(RTTNews) - Asian stocks rose for a third day running on Wednesday as weak U.S. economic data bolstered investor hopes for a Federal Reserve interest rate cut next month.
Gold hit a two-week high as the dollar and U.S. Treasury yields eased on rate cut expectations. Oil recovered some ground after closing at a one-month low in the previous session on signs a Ukraine-Russia peace deal is getting closer.
China's Shanghai Composite Index slipped 0.2 percent to 3,864.18 as Chinese state-backed property developer Vanke's bonds tumbled, reigniting market concerns about the company's recovery prospects and broader real-estate risks. China Vanke shares slumped 6.3 percent in Hong Kong.

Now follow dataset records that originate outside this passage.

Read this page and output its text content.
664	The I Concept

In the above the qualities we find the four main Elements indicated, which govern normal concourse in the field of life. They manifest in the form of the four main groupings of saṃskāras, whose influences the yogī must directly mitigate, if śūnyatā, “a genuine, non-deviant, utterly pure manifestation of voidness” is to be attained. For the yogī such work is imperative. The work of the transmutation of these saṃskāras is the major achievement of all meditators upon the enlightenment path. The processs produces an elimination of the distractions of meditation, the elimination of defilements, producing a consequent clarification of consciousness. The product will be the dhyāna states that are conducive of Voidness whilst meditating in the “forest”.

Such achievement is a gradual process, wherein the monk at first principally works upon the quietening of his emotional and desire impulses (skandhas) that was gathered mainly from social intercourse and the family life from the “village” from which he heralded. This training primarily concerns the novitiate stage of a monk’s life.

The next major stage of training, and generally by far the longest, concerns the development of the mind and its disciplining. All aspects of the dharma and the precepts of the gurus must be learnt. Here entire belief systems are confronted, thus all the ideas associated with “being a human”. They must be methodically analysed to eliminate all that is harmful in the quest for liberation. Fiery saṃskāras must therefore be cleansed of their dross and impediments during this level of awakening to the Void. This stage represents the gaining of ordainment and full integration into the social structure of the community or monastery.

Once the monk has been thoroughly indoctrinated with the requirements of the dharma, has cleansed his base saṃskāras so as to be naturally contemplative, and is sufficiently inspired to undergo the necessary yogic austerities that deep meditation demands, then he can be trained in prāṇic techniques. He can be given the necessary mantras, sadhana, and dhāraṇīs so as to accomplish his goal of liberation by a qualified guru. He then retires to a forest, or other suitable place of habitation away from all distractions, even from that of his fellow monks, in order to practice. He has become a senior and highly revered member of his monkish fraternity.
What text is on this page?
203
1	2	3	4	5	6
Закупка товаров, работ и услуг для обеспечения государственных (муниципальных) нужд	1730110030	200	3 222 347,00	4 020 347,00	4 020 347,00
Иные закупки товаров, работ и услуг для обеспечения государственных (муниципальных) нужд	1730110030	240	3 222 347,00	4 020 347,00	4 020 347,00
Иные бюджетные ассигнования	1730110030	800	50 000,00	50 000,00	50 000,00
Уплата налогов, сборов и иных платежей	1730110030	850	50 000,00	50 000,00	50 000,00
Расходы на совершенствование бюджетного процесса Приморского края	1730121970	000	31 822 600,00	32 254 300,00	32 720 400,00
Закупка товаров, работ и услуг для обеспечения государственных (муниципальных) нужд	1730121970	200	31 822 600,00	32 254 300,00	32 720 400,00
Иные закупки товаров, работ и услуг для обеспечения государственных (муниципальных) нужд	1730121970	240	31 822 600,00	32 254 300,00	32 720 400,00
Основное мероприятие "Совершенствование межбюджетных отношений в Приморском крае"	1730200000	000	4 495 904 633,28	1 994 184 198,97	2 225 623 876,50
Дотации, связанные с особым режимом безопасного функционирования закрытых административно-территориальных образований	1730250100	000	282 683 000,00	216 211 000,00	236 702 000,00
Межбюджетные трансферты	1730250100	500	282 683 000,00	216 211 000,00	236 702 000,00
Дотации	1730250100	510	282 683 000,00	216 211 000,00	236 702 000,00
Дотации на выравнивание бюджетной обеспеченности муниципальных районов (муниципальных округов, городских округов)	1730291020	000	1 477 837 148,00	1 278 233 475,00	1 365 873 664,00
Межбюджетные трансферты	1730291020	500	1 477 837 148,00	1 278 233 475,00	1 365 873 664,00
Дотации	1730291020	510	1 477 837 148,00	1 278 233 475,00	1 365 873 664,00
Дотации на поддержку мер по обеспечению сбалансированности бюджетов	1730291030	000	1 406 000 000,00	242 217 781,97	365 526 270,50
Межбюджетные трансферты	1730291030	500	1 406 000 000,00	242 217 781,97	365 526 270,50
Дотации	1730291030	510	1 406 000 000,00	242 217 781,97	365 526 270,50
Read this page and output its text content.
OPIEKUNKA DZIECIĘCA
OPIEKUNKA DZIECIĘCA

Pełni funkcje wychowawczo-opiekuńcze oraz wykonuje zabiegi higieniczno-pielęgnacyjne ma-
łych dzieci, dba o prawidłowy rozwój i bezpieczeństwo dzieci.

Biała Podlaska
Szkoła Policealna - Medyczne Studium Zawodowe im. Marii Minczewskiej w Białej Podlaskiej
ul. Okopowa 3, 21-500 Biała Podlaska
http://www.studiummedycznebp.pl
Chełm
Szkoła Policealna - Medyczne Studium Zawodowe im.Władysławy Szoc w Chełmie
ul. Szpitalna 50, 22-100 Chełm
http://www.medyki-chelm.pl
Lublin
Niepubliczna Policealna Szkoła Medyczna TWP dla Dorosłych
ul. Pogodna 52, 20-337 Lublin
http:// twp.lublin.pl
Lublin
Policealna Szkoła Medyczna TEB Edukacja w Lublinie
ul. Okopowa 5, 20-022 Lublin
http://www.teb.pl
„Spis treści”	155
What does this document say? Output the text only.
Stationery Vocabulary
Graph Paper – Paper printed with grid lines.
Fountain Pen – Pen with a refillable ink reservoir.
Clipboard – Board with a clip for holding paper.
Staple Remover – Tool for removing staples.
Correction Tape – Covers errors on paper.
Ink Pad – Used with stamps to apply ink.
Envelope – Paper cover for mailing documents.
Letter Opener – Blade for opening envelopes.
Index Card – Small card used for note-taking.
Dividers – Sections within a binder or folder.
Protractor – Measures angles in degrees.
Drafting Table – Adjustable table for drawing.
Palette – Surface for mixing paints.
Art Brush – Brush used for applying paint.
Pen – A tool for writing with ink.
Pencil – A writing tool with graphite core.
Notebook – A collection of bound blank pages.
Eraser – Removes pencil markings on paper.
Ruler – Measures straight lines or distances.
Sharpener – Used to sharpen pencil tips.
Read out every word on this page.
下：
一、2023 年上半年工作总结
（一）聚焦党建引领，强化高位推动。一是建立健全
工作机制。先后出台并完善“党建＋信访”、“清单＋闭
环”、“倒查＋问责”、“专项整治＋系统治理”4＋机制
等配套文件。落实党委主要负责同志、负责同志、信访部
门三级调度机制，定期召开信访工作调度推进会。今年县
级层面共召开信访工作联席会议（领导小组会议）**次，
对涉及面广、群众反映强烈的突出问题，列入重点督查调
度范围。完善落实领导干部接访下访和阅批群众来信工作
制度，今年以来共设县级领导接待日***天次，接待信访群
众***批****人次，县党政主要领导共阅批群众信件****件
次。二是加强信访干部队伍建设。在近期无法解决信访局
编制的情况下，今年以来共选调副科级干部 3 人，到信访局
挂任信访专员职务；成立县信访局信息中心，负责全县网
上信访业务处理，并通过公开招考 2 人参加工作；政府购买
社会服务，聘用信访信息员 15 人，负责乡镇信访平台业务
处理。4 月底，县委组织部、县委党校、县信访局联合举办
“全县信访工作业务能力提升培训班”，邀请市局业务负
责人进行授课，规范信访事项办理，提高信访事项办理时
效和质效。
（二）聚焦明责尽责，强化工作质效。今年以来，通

Hong Kong's Hang Seng Index edged up by 0.1 percent to 25,928.08. Alibaba Group Holding shares fell 1.9 percent despite the e-commerce giant posting better than expected fiscal second quarter results.
Japanese markets rallied amid expectations of more Fed rate cuts. The Nikkei 225 Index jumped 1.9 percent to 49,559.07, while the broader Topix Index closed up 2 percent at 3,355.50.
The yen edged up following reports the Bank of Japan was preparing markets for a possible interest rate hike as soon as next month.
SoftBank Group shares surged 5.7 percent after the technology investor said Ampere has become its wholly owned subsidiary. Chip-testing equipment maker Advantest gained 2 percent and Uniqlo brand owner Fast Retailing added 1.8 percent.
Seoul stocks rose sharply after Finance Minister Koo Yun-cheol said that South Korea's economy is at a "turning point" that will shape its growth trajectory for a decade. He also pledged "decisive action" to curb excessive volatility in the foreign exchange market.
The Kospi surged 2.7 percent to 3,960.87, marking the highest daily close since last Thursday, when it finished at 4,004.85.
Market bellwether Samsung Electronics shot up 3.5 percent and its chipmaking rival SK Hynix rose 1 percent. Internet company Naver vaulted 4.2 percent ahead of a board meeting to approve its planned acquisition of Dunamu Inc.
Australian markets rose notably despite inflation for October coming hotter than expected. Core inflation exceeded estimates, denting near-term rate-cut hopes.
The benchmark S&P/ASX 200 Index climbed 0.8 percent to 8,606.50, with materials, healthcare and consumer discretionary stocks leading the charge. The broader All Ordinaries Index settled 0.9 percent higher at 8,899.30.
Across the Tasman, New Zealand's benchmark S&P/NZX-50 Index rose 0.6 percent to 13,562.01 after the Reserve Bank of New Zealand cut its benchmark official cash rate by 25 basis points to an over three-year low and signaled it was done easing.
Overnight, U.S. stocks rose for a third consecutive session as new data helped reinforce bets that the Federal Reserve will cut interest rates in December.
Retail sales increased less than expected in September, while wholesale inflation picked up from a month earlier on higher energy and food costs.
Consumer confidence lost momentum in November, reaching its lowest level in seven months because of anxiety about jobs and the economy.
ADP reported rising weekly layoffs, with losses amounting to an average of 13,500 in each of the past four weeks.
Meanwhile, Treasury yields fell after White House National Economic Council Director Kevin Hassett emerged as the front-runner to serve as the next Fed chair.
The Dow jumped 1.4 percent, the S&P 500 climbed 0.9 percent and the tech-heavy Nasdaq Composite gained 0.7 percent.